También descubrió que el juego —su deporte favorito— sería su modo de vivir. Comprendió que no basta con sobrevivir o cumplir responsabilidades. Había algo más: un estilo propio por vivir, una forma auténtica de ser en el mundo y que el juego podía ayudarle.
Este es el momento de quiebre en la historia. Es el verdadero inicio. Después de haber atravesado su propia oscuridad, Nuestro Personaje deja atrás su personaje para asumir el rol de Jugador.
¿Ahora qué? A entrenar. Y es lo realmente fascinante de esta historia. Justamente es su proceso del entrenamiento lo que vamos a narrar. Es ese momento de un «mientras tanto» en el que va perdiendo el control sobre lo que antes consideraba su vida; en la espera de ese «todavía no» de encontrar el propio estilo. Es narrar el camino de aventura, incertidumbre que Nuestro Personaje encaró.
Entrenar el pensar es concentrarse en las preguntas y en la disposición al diálogo. Si bien Nuestro Personaje aún no se encontró con estas herramientas, está en camino.
El equipo
Esta historia también nos va a mostrar que el «pido gancho» al juego de la vida no es una aventura solitaria. Nuestro jugador está rodeado de personajes y fantasmas que, de alguna manera, construyen su camino.

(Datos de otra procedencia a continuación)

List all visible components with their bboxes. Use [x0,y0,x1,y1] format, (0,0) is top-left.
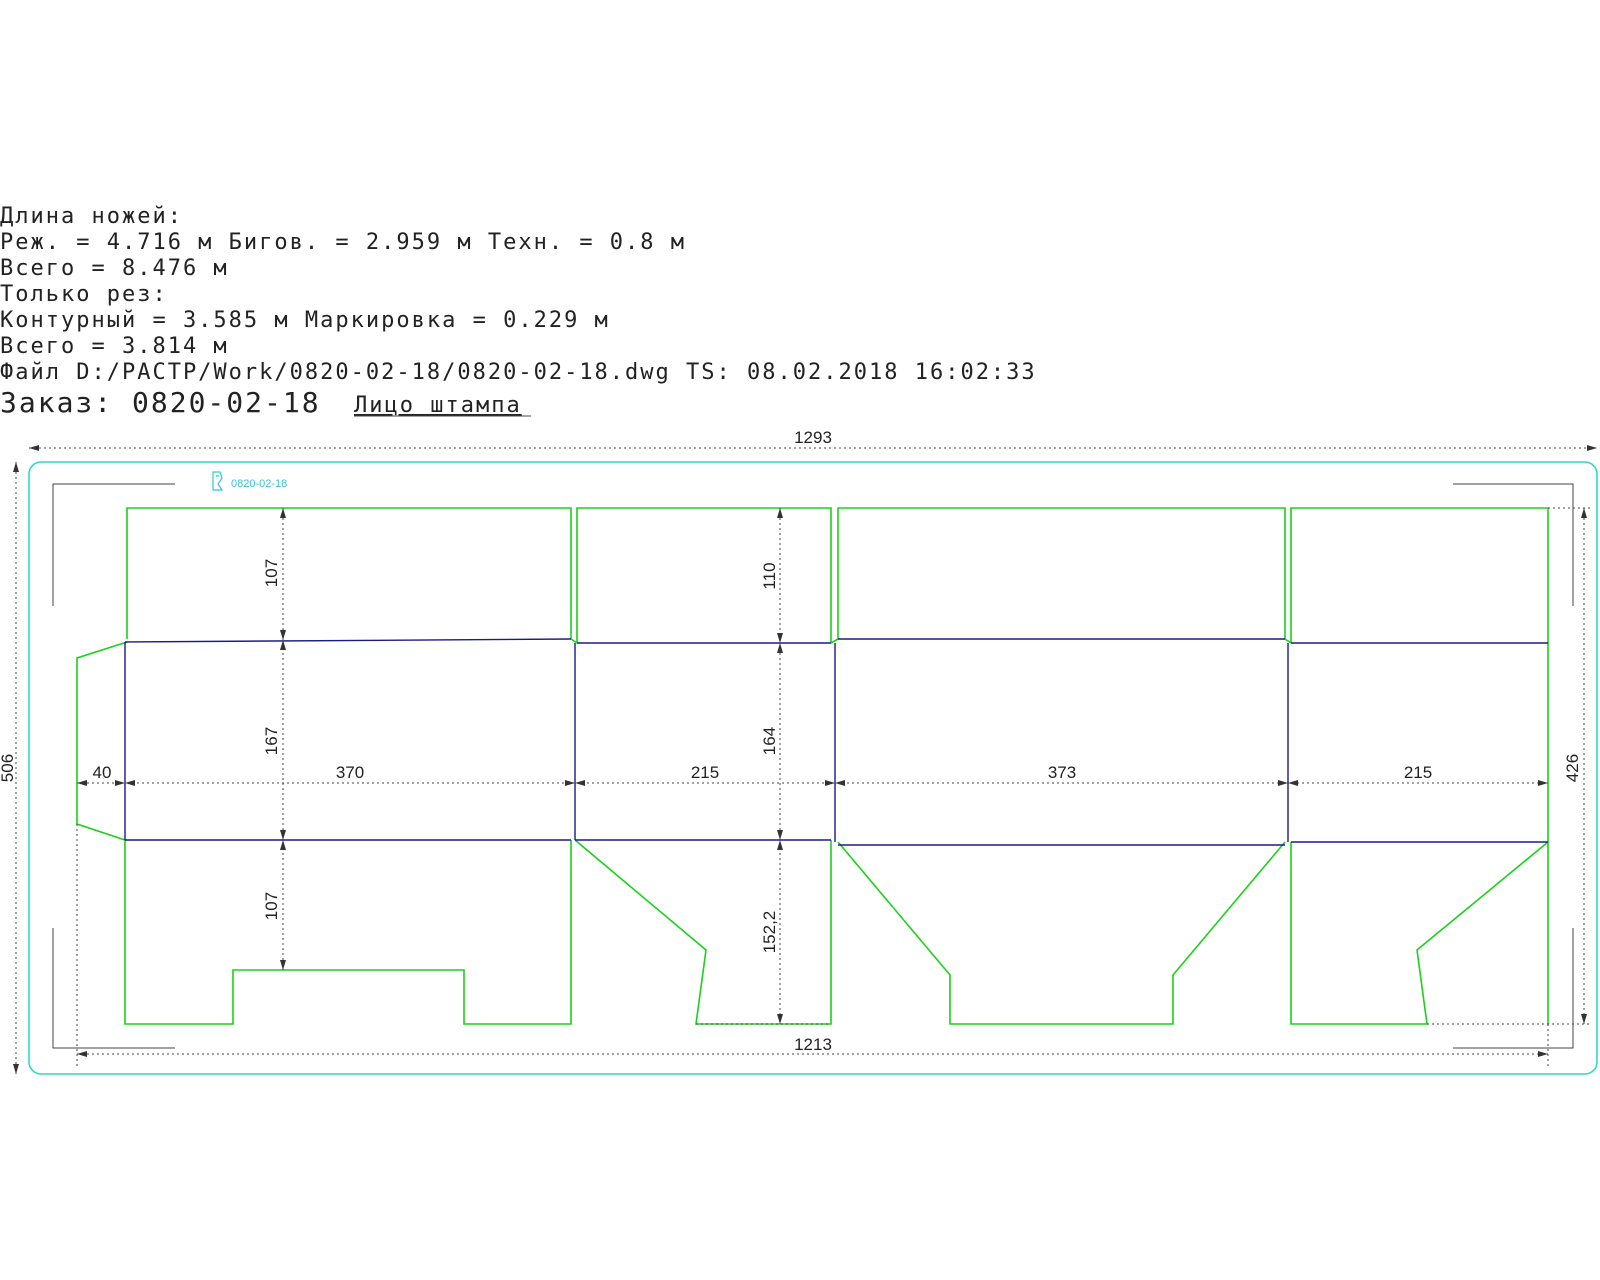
dim-overall-width: 1293 [794,428,832,447]
crease-top-1 [124,638,572,643]
dim-panel4-width: 215 [1404,763,1432,782]
arrow-chain-3 [125,780,135,786]
arrow-inner-right [1538,1051,1548,1057]
arrow-chain-9 [1288,780,1298,786]
dim-inner-width: 1213 [794,1035,832,1054]
arrow-chain-5 [575,780,585,786]
dim-panel2-width: 215 [691,763,719,782]
arrow-v2-1 [777,508,783,518]
arrow-inner-left [77,1051,87,1057]
dim-body1: 167 [262,727,281,755]
slot-1 [570,638,578,644]
dim-top-flap2: 110 [760,562,779,589]
arrow-down [13,1064,19,1074]
crease-lines [124,638,1548,846]
arrow-v1-5 [280,840,286,850]
arrow-chain-8 [1278,780,1288,786]
header-line-6: Всего = 3.814 м [0,334,229,359]
arrow-up [13,462,19,472]
arrow-v1-4 [280,830,286,840]
arrow-left [29,445,39,451]
dimension-labels: 1293 506 1213 426 40 370 215 373 215 107… [0,428,1582,1054]
arrow-chain-2 [115,780,125,786]
dim-panel3-width: 373 [1048,763,1076,782]
face-label: Лицо штампа [354,393,522,418]
bottom-flap-1 [124,840,572,1025]
corner-mark-bl [52,928,175,1049]
dim-top-flap1: 107 [262,559,281,587]
arrow-v1-3 [280,640,286,650]
corner-marks [52,483,1574,1049]
corner-mark-tr [1453,483,1574,606]
dim-right-height: 426 [1563,754,1582,782]
stamp-icon [212,471,224,491]
corner-mark-tl [52,483,175,606]
header-line-1: Длина ножей: [0,204,183,229]
arrow-v2-4 [777,830,783,840]
dim-body2: 164 [760,727,779,755]
die-board-border [28,461,1598,1075]
top-flap-3 [837,507,1286,639]
header-file-line: Файл D:/РАСТР/Work/0820-02-18/0820-02-18… [0,360,1037,385]
header-line-4: Только рез: [0,282,168,307]
arrow-v2-3 [777,643,783,653]
arrow-chain-6 [825,780,835,786]
dim-tab-width: 40 [93,763,112,782]
arrow-right-up [1581,508,1587,518]
stamp-text: 0820-02-18 [231,478,287,490]
corner-mark-br [1453,928,1574,1049]
arrow-v1-2 [280,630,286,640]
arrow-v1-6 [280,960,286,970]
arrow-right-down [1581,1014,1587,1024]
arrow-right [1587,445,1597,451]
arrow-chain-10 [1538,780,1548,786]
bottom-flap-2 [574,839,832,1025]
header-line-5: Контурный = 3.585 м Маркировка = 0.229 м [0,308,610,333]
glue-tab [76,641,128,841]
header-line-2: Реж. = 4.716 м Бигов. = 2.959 м Техн. = … [0,230,686,255]
order-label: Заказ: 0820-02-18 [0,386,321,419]
arrow-chain-1 [77,780,87,786]
dim-panel1-width: 370 [336,763,364,782]
top-flap-1 [126,507,572,639]
arrow-v1-1 [280,508,286,518]
dim-bottom-flap2: 152,2 [760,911,779,954]
arrow-v2-5 [777,840,783,850]
arrow-chain-7 [835,780,845,786]
stamp-logo: 0820-02-18 [212,471,287,491]
arrow-v2-6 [777,1014,783,1024]
dimension-lines [13,445,1597,1074]
arrow-chain-4 [565,780,575,786]
dim-overall-height: 506 [0,754,17,782]
arrow-v2-2 [777,633,783,643]
slot-2 [830,638,839,644]
top-flap-2 [576,507,832,643]
cut-lines [76,507,1549,1025]
dim-bottom-flap1: 107 [262,892,281,920]
bottom-flap-4 [1290,841,1549,1025]
header-line-3: Всего = 8.476 м [0,256,229,281]
top-flap-4 [1290,507,1549,1024]
header-block: Длина ножей: Реж. = 4.716 м Бигов. = 2.9… [0,204,1037,419]
bottom-flap-3 [837,841,1286,1025]
slot-3 [1284,638,1292,644]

Del Loco, con su caja, entendió que no se trataba solo de jugar, sino de vivir. Y en esa misma dirección se encontraba el engaño del Mago: un engaño del que no podría deshacerse, sino con el que tendría que convivir. Sabía que allí estaba su propio estilo, y que para continuar debía aprender de sus propios pasos y confiar en esa habilidad de pensar.

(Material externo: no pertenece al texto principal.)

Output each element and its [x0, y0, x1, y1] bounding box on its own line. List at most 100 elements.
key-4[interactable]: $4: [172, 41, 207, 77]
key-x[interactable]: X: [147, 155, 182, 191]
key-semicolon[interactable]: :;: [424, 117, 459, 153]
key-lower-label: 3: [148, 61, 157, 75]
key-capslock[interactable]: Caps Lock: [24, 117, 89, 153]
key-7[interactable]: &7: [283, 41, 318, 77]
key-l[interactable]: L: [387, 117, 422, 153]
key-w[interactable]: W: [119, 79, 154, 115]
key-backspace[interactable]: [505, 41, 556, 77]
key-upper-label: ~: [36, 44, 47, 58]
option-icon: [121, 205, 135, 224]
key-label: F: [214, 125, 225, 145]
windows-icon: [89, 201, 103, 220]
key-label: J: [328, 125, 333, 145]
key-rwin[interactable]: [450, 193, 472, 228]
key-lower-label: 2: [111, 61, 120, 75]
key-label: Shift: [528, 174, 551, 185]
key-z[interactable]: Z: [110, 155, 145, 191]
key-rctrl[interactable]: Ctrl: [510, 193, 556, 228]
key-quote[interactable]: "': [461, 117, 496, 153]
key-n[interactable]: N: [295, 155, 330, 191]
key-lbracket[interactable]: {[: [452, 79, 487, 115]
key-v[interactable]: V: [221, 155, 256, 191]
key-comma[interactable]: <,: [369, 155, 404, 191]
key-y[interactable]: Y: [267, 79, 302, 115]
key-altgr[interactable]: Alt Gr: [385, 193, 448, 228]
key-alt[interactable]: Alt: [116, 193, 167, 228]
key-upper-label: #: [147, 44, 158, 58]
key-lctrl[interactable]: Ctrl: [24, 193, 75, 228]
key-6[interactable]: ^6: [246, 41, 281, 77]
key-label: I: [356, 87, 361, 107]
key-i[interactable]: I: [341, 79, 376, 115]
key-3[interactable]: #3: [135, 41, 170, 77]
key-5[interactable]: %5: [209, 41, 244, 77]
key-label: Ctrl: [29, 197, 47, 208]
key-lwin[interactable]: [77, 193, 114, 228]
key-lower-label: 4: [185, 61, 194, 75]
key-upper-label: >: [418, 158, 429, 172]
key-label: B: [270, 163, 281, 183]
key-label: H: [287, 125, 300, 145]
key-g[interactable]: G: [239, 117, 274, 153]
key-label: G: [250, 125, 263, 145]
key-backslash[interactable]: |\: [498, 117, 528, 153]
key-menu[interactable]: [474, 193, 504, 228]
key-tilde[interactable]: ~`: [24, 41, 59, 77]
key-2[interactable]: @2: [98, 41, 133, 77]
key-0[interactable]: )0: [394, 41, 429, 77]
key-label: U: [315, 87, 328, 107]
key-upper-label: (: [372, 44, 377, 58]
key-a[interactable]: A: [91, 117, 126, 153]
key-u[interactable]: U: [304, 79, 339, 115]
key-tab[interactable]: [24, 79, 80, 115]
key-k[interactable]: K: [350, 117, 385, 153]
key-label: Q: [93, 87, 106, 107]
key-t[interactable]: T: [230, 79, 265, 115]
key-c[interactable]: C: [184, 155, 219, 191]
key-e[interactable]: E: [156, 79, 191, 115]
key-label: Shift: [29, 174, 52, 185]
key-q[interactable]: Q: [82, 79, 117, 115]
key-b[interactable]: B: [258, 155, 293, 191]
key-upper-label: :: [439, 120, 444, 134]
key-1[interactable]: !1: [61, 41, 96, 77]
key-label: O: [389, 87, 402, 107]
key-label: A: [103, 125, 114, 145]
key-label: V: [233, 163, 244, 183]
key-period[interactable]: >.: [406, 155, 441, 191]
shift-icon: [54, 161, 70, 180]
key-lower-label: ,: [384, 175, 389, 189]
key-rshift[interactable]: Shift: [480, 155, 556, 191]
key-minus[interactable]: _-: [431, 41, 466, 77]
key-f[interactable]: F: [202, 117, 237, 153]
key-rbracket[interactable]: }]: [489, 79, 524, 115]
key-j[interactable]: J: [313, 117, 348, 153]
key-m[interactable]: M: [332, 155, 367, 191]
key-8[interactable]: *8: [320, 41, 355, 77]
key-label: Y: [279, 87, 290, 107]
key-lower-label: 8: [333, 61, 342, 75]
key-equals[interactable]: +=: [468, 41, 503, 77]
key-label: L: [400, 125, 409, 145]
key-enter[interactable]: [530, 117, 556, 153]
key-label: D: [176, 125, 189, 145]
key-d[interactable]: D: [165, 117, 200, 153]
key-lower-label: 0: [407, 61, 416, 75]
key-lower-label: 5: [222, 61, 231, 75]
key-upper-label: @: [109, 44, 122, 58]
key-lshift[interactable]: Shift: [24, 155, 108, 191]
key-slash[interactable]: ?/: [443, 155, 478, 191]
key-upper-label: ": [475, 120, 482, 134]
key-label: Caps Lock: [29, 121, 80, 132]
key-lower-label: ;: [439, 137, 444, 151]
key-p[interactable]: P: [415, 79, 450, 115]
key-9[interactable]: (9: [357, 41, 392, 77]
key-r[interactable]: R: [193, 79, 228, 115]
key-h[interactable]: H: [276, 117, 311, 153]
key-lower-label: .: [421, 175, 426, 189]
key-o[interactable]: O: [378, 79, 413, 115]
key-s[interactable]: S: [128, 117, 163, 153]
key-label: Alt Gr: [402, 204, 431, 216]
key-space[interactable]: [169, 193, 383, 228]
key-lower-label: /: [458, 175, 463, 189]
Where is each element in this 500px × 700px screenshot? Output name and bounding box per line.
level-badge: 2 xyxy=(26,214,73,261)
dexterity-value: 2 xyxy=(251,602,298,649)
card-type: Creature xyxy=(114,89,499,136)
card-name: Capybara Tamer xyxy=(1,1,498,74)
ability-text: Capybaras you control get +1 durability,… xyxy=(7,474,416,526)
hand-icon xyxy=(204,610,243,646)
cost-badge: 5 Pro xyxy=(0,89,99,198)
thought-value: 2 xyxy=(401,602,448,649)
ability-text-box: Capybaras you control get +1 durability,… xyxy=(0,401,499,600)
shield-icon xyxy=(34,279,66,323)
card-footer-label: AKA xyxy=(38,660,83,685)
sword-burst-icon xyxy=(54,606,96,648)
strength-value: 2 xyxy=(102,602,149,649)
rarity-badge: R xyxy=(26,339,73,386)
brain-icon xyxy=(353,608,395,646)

Ya nombramos al Loco y al Mago, pero ¿quiénes sostienen a nuestro personaje cuando el camino se vuelve difícil? Ahí están los amigos, los compañeros y los entrenadores. Todos ellos forman parte del equipo. Sin embargo, para que exista el juego, debe haber competidores. Y tampoco pueden faltar los aguafiestas ni los espectadores, siempre listos con sus comentarios desde las tribunas.
Filosofía del Deporte
Este blog es la crónica del entrenamiento de un jugador cualquiera. Cuenta cómo, a través de su deporte, se le abren posibilidades para encontrar un nuevo modo de interactuar con el mundo y comprender su propia existencia. Es así que…
_Hechas, pues, estas prevenciones, no quiso aguardar más tiempo a poner en efeto su pensamiento, apretándole a ello la falta que él pensaba que hacía en el mundo su tardanza, según eran los agravios que pensaba deshacer, tuertos que enderezar, sinrazones que enmendar, y abusos que mejorar, y deudas que satisfacer.
/(El ingenioso hidalgo don Quijote de la Mancha, Miguel de Cervantes Saavedra)
Quizás vos también estés por abrir tu propia caja.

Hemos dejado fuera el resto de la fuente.